I was really excited to read this report because it resonates with what women have told us over the last 35 years the organisation has been running. Too often women talk about their experiences of historical or recent abuse and how that has had a traumatic impact on their mental health, their safety and the options they have. They have shared with us how mixed services often failed to understand their need for safe women-only spaces and support that specifically recognised their lived experience and the disadvantages they faced.

This report captures these issues and more. It highlights the importance of placing these issues in the context of women’s lives. We know women often have the major responsibility for the caring of children and other dependent family members. Social isolation and poverty are much more common in women, and they are much more likely to be in poorly paid jobs with little security. They are also more likely to have survived multiple traumas.
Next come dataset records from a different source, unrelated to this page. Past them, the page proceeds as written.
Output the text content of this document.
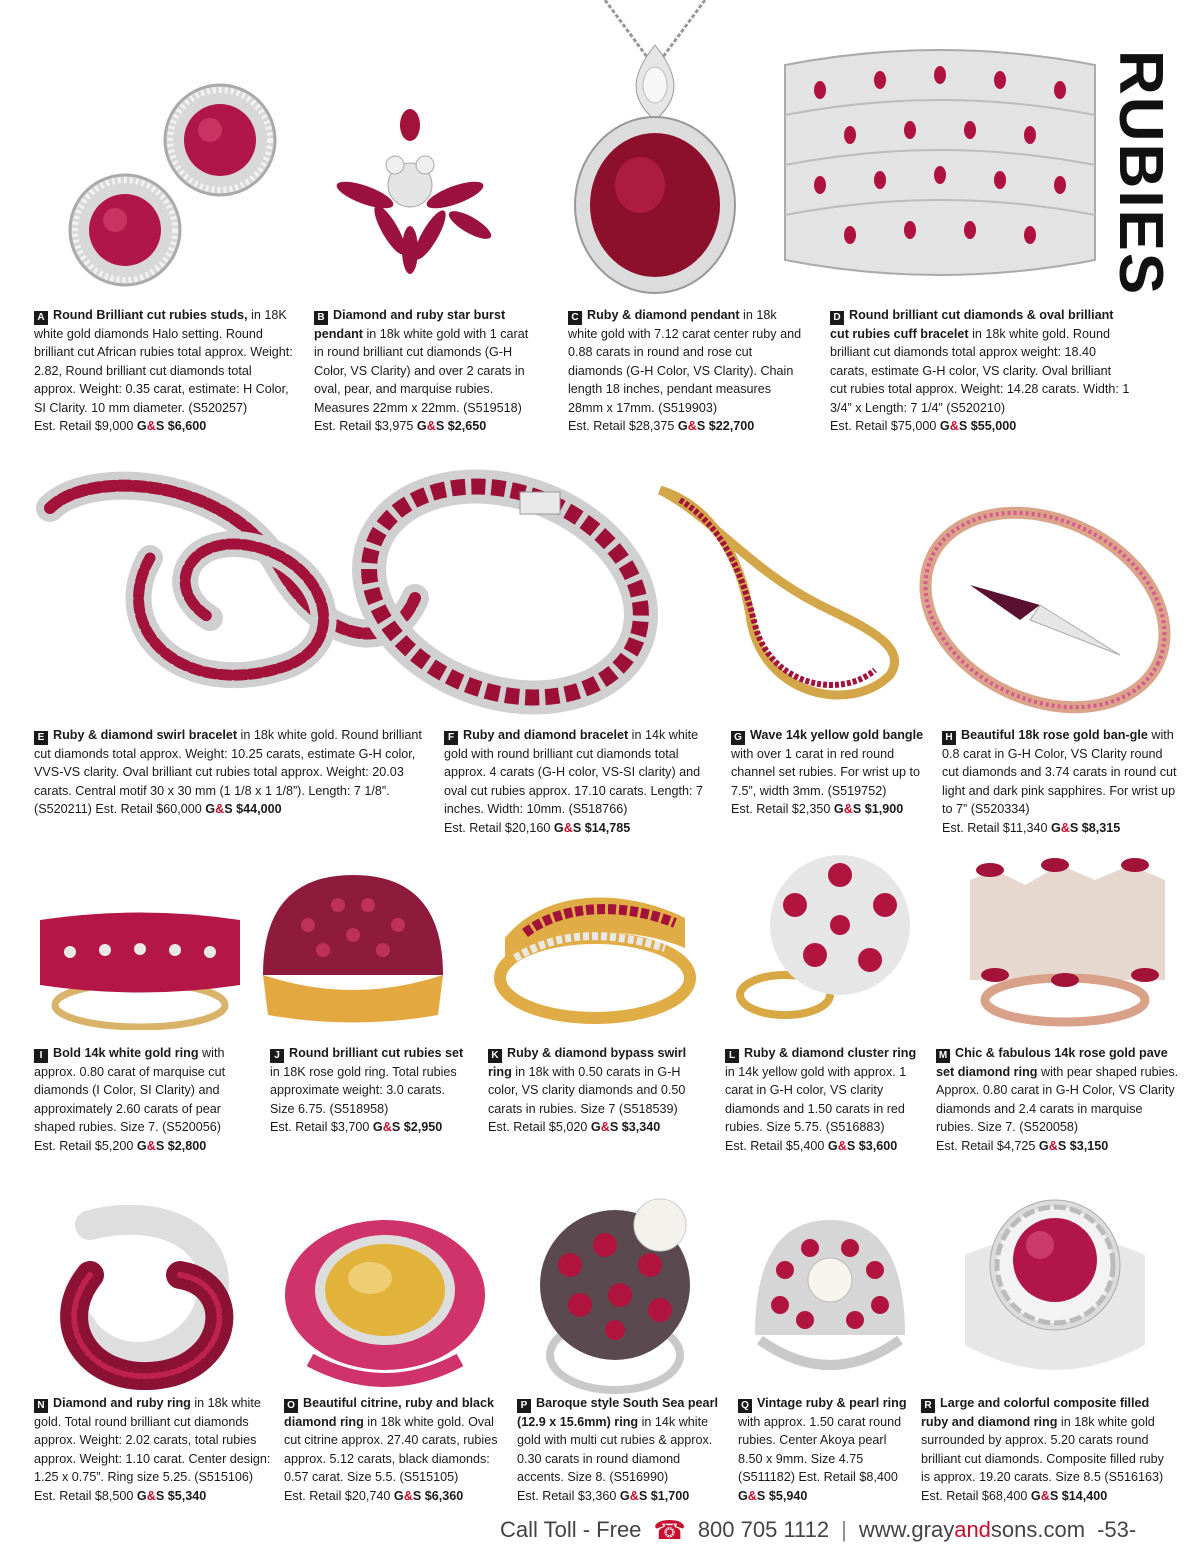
RUBIES
A Round Brilliant cut rubies studs, in 18K white gold diamonds Halo setting. Round brilliant cut African rubies total approx. Weight: 2.82, Round brilliant cut diamonds total approx. Weight: 0.35 carat, estimate: H Color, SI Clarity. 10 mm diameter. (S520257)
Est. Retail $9,000 G&S $6,600
B Diamond and ruby star burst pendant in 18k white gold with 1 carat in round brilliant cut diamonds (G-H Color, VS Clarity) and over 2 carats in oval, pear, and marquise rubies. Measures 22mm x 22mm. (S519518)
Est. Retail $3,975 G&S $2,650
C Ruby & diamond pendant in 18k white gold with 7.12 carat center ruby and 0.88 carats in round and rose cut diamonds (G-H Color, VS Clarity). Chain length 18 inches, pendant measures 28mm x 17mm. (S519903)
Est. Retail $28,375 G&S $22,700
D Round brilliant cut diamonds & oval brilliant cut rubies cuff bracelet in 18k white gold. Round brilliant cut diamonds total approx weight: 18.40 carats, estimate G-H color, VS clarity. Oval brilliant cut rubies total approx. Weight: 14.28 carats. Width: 1 3/4” x Length: 7 1/4” (S520210)
Est. Retail $75,000 G&S $55,000
E Ruby & diamond swirl bracelet in 18k white gold. Round brilliant cut diamonds total approx. Weight: 10.25 carats, estimate G-H color, VVS-VS clarity. Oval brilliant cut rubies total approx. Weight: 20.03 carats. Central motif 30 x 30 mm (1 1/8 x 1 1/8”). Length: 7 1/8”. (S520211) Est. Retail $60,000 G&S $44,000
F Ruby and diamond bracelet in 14k white gold with round brilliant cut diamonds total approx. 4 carats (G-H color, VS-SI clarity) and oval cut rubies approx. 17.10 carats. Length: 7 inches. Width: 10mm. (S518766)
Est. Retail $20,160 G&S $14,785
G Wave 14k yellow gold bangle with over 1 carat in red round channel set rubies. For wrist up to 7.5”, width 3mm. (S519752)
Est. Retail $2,350 G&S $1,900
H Beautiful 18k rose gold ban-gle with 0.8 carat in G-H Color, VS Clarity round cut diamonds and 3.74 carats in round cut light and dark pink sapphires. For wrist up to 7” (S520334)
Est. Retail $11,340 G&S $8,315
I Bold 14k white gold ring with approx. 0.80 carat of marquise cut diamonds (I Color, SI Clarity) and approximately 2.60 carats of pear shaped rubies. Size 7. (S520056)
Est. Retail $5,200 G&S $2,800
J Round brilliant cut rubies set in 18K rose gold ring. Total rubies approximate weight: 3.0 carats. Size 6.75. (S518958)
Est. Retail $3,700 G&S $2,950
K Ruby & diamond bypass swirl ring in 18k with 0.50 carats in G-H color, VS clarity diamonds and 0.50 carats in rubies. Size 7 (S518539)
Est. Retail $5,020 G&S $3,340
L Ruby & diamond cluster ring in 14k yellow gold with approx. 1 carat in G-H color, VS clarity diamonds and 1.50 carats in red rubies. Size 5.75. (S516883)
Est. Retail $5,400 G&S $3,600
M Chic & fabulous 14k rose gold pave set diamond ring with pear shaped rubies. Approx. 0.80 carat in G-H Color, VS Clarity diamonds and 2.4 carats in marquise rubies. Size 7. (S520058)
Est. Retail $4,725 G&S $3,150
N Diamond and ruby ring in 18k white gold. Total round brilliant cut diamonds approx. Weight: 2.02 carats, total rubies approx. Weight: 1.10 carat. Center design: 1.25 x 0.75”. Ring size 5.25. (S515106)
Est. Retail $8,500 G&S $5,340
O Beautiful citrine, ruby and black diamond ring in 18k white gold. Oval cut citrine approx. 27.40 carats, rubies approx. 5.12 carats, black diamonds: 0.57 carat. Size 5.5. (S515105)
Est. Retail $20,740 G&S $6,360
P Baroque style South Sea pearl (12.9 x 15.6mm) ring in 14k white gold with multi cut rubies & approx. 0.30 carats in round diamond accents. Size 8. (S516990)
Est. Retail $3,360 G&S $1,700
Q Vintage ruby & pearl ring with approx. 1.50 carat round rubies. Center Akoya pearl 8.50 x 9mm. Size 4.75 (S511182) Est. Retail $8,400 G&S $5,940
R Large and colorful composite filled ruby and diamond ring in 18k white gold surrounded by approx. 5.20 carats round brilliant cut diamonds. Composite filled ruby is approx. 19.20 carats. Size 8.5 (S516163)
Est. Retail $68,400 G&S $14,400
Call Toll - Free ☎ 800 705 1112 | www.grayandsons.com -53-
The complex interplay of all these factors have a major impact on the shape of the support services they need, which is why coproducing services with women with lived experience is so important.
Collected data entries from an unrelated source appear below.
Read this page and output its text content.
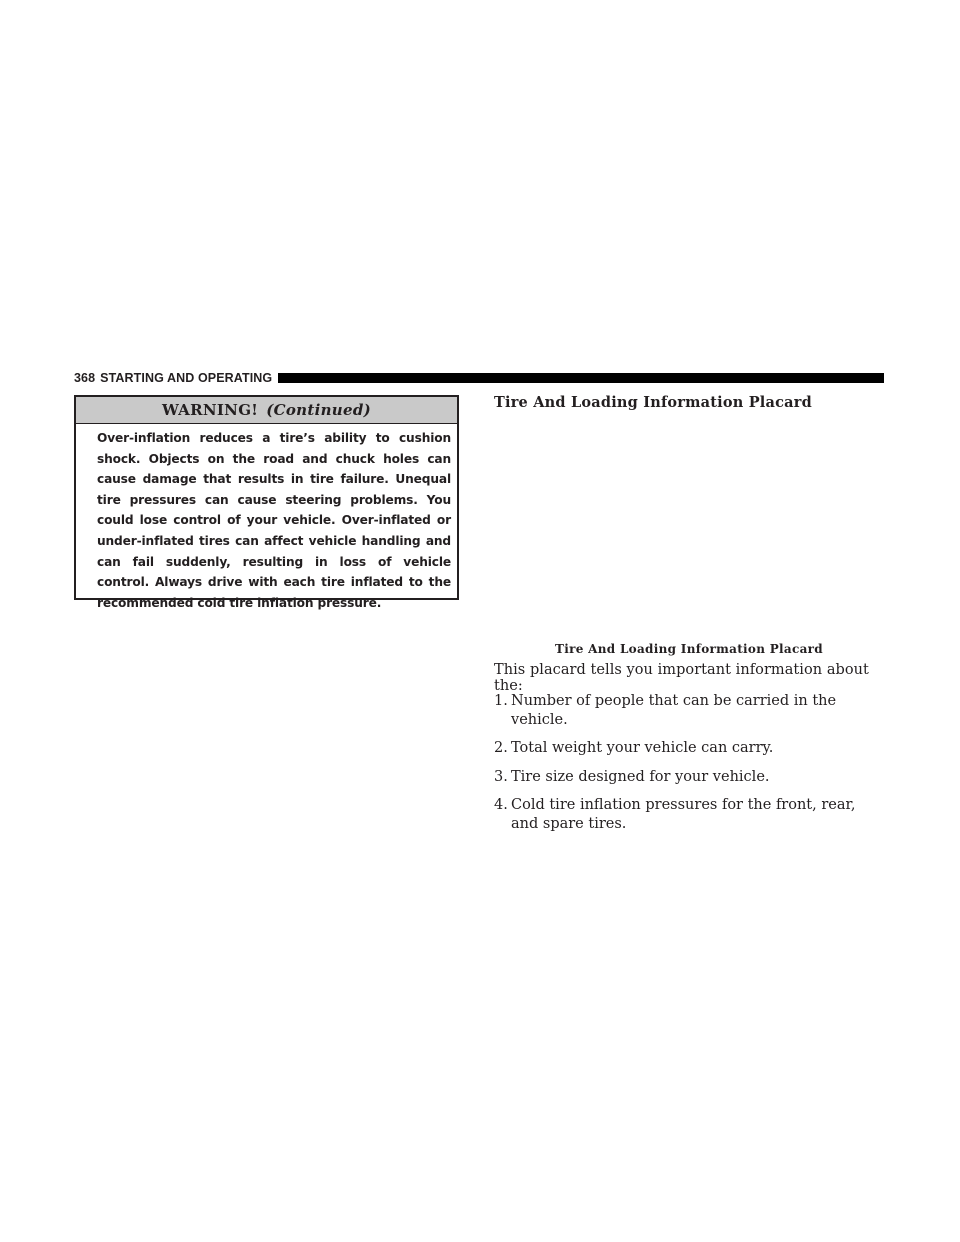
368 STARTING AND OPERATING
WARNING! (Continued)
Over-inflation reduces a tire’s ability to cushion shock. Objects on the road and chuck holes can cause damage that results in tire failure. Unequal tire pressures can cause steering problems. You could lose control of your vehicle. Over-inflated or under-inflated tires can affect vehicle handling and can fail suddenly, resulting in loss of vehicle control. Always drive with each tire inflated to the recommended cold tire inflation pressure.
Tire And Loading Information Placard
Tire And Loading Information Placard
This placard tells you important information about the:
1. Number of people that can be carried in the vehicle.
2. Total weight your vehicle can carry.
3. Tire size designed for your vehicle.
4. Cold tire inflation pressures for the front, rear, and spare tires.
We continue to listen to what women tell us and respond by developing new services that meet women’s needs, such as designated safe house and community services for women who are black or an ethnic minority, accommodation for women with multiple disadvantage and Independent Domestic Violence Advocates who work within hospital emergency departments where women with multiple disadvantage often first present. But we know from speaking to women that there are still many barriers they face.

I was pleased to see the report highlight the particular risks of vicarious trauma when working with women who have experienced sexual and domestic abuse. The wellbeing of staff is paramount and as a trauma informed service that listens to women, providing reflective practice, being a mindful employer and management training are essential in delivering quality women led services.

I welcome this report and its findings, conclusions and recommendations. I believe it offers real solutions to addressing the inequality that women face and offers a way forward to effect positive system change.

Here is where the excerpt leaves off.